Les menaces de violence contre les professionnels du droit sont en hausse, mais peu d’avocats se sentent à l’aise pour parler de cette réalité troublante, ce qui les rend moins susceptibles de prendre des mesures pour prévenir une attaque. Les experts qui ont participé à un récent programme de l’ABO sur le sujet ont convenu que l’élaboration de plans et la mise en œuvre de mesures visant à se protéger et à protéger leur personnel contre la violence sont essentielles pour les avocats et les employeurs du secteur juridique qui souhaitent que leurs lieux de travail soient sûrs, que leurs équipes soient aussi en sécurité que possible et que les occasions de violence soient réduites.
Aux États-Unis, où le U.S. Marshals Service suit les menaces de violence contre le personnel judiciaire protégé par le gouvernement fédéral, le nombre de menaces contre les juges, les procureurs et leur personnel a presque quadruplé en 8 ans, pour atteindre 4 511 en 2021 — une menace pour 7 personnes suivies, selon Stephen Kelson, avocat et médiateur chez Christensen & Jensen à Salt Lake City, qui a beaucoup écrit et parlé de la violence dans la profession juridique. Bien que des données similaires ne soient pas disponibles au Canada, nous avons été témoins d’incidents terribles et choquants ces dernières années — notamment l’agression mortelle à l’arme blanche d’une réceptionniste dans un cabinet du centre-ville de Toronto et la fusillade non mortelle d’un avocat de la défense devant son bureau dans le quartier Annex de Toronto — qui laissent penser que nous ne sommes pas à l’abri de cette tendance.
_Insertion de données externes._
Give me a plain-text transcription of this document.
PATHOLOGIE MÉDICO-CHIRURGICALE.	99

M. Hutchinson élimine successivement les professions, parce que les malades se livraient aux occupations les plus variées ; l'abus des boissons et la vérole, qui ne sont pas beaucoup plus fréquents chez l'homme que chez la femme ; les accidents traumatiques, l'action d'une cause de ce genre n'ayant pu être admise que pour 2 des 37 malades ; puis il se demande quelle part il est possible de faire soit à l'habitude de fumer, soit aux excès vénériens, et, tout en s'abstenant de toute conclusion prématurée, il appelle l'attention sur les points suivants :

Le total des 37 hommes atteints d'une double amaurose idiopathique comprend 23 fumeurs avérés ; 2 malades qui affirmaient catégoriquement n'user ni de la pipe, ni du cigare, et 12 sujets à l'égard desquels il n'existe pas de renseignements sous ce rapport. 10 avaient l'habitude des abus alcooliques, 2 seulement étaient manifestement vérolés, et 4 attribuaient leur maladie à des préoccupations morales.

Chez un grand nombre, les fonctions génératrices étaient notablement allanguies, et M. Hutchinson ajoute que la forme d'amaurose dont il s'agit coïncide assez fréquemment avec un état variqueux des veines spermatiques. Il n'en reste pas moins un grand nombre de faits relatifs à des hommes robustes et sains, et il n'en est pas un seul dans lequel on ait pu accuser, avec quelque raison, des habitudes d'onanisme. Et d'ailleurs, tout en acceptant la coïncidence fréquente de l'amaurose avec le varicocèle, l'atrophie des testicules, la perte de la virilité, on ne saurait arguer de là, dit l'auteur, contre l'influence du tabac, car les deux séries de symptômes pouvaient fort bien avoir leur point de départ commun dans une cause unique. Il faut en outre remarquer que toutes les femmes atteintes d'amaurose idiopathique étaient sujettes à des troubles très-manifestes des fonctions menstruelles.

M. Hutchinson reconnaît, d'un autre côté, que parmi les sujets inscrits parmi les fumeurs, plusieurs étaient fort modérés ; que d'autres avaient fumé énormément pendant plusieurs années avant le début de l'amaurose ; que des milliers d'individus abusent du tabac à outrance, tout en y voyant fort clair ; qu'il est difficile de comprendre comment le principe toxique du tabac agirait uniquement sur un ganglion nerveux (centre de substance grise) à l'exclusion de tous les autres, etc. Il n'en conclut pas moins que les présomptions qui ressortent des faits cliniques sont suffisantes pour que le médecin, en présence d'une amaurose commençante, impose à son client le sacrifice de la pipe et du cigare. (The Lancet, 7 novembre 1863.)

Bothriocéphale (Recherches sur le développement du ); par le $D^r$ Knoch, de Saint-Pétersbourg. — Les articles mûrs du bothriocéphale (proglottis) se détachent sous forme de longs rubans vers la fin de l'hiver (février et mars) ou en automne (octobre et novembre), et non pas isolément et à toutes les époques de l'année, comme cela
Les domaines du droit les plus menacés, selon Me Kelson, sont le droit de la famille, les poursuites pénales, la défense pénale et la pratique générale. Cependant, la plupart des avocats, quel que soit leur domaine d’activité, répugnent à parler de leurs propres expériences en la matière, car ils pensent que cela fait partie du jeu, et, comme le dit Me Kelson, qu’« il faut être fort, solide et encaisser ». Les recherches de Me Kelson montrent que ce dont ils ne veulent pas parler avec leurs collègues, ils l’avouent souvent dans les sondages. Il cite une enquête réalisée au Wisconsin, dans laquelle des avocats ont raconté des gens qui bondissent par-dessus la table, un coup de stylo, une visite surprise au domicile, des graffitis à l’extérieur de la résidence, un poisson mort dans le courrier, une fenêtre de cuisine brisée. Moins de la moitié de ces menaces ont été signalées à la police.
Trop souvent, lorsqu’une partie lésée ne peut plus faire de mal à la personne qu’elle aurait normalement poursuivie, elle dirige sa colère vers la personne — juge ou avocat — qui est considérée comme son protecteur. Cela peut l’entraîner sur un chemin périlleux qui commence par un grief, se transforme en idée de haine, se transforme en recherche/planification, puis en préparation, puis en recherche d’une brèche, et finalement en attaque.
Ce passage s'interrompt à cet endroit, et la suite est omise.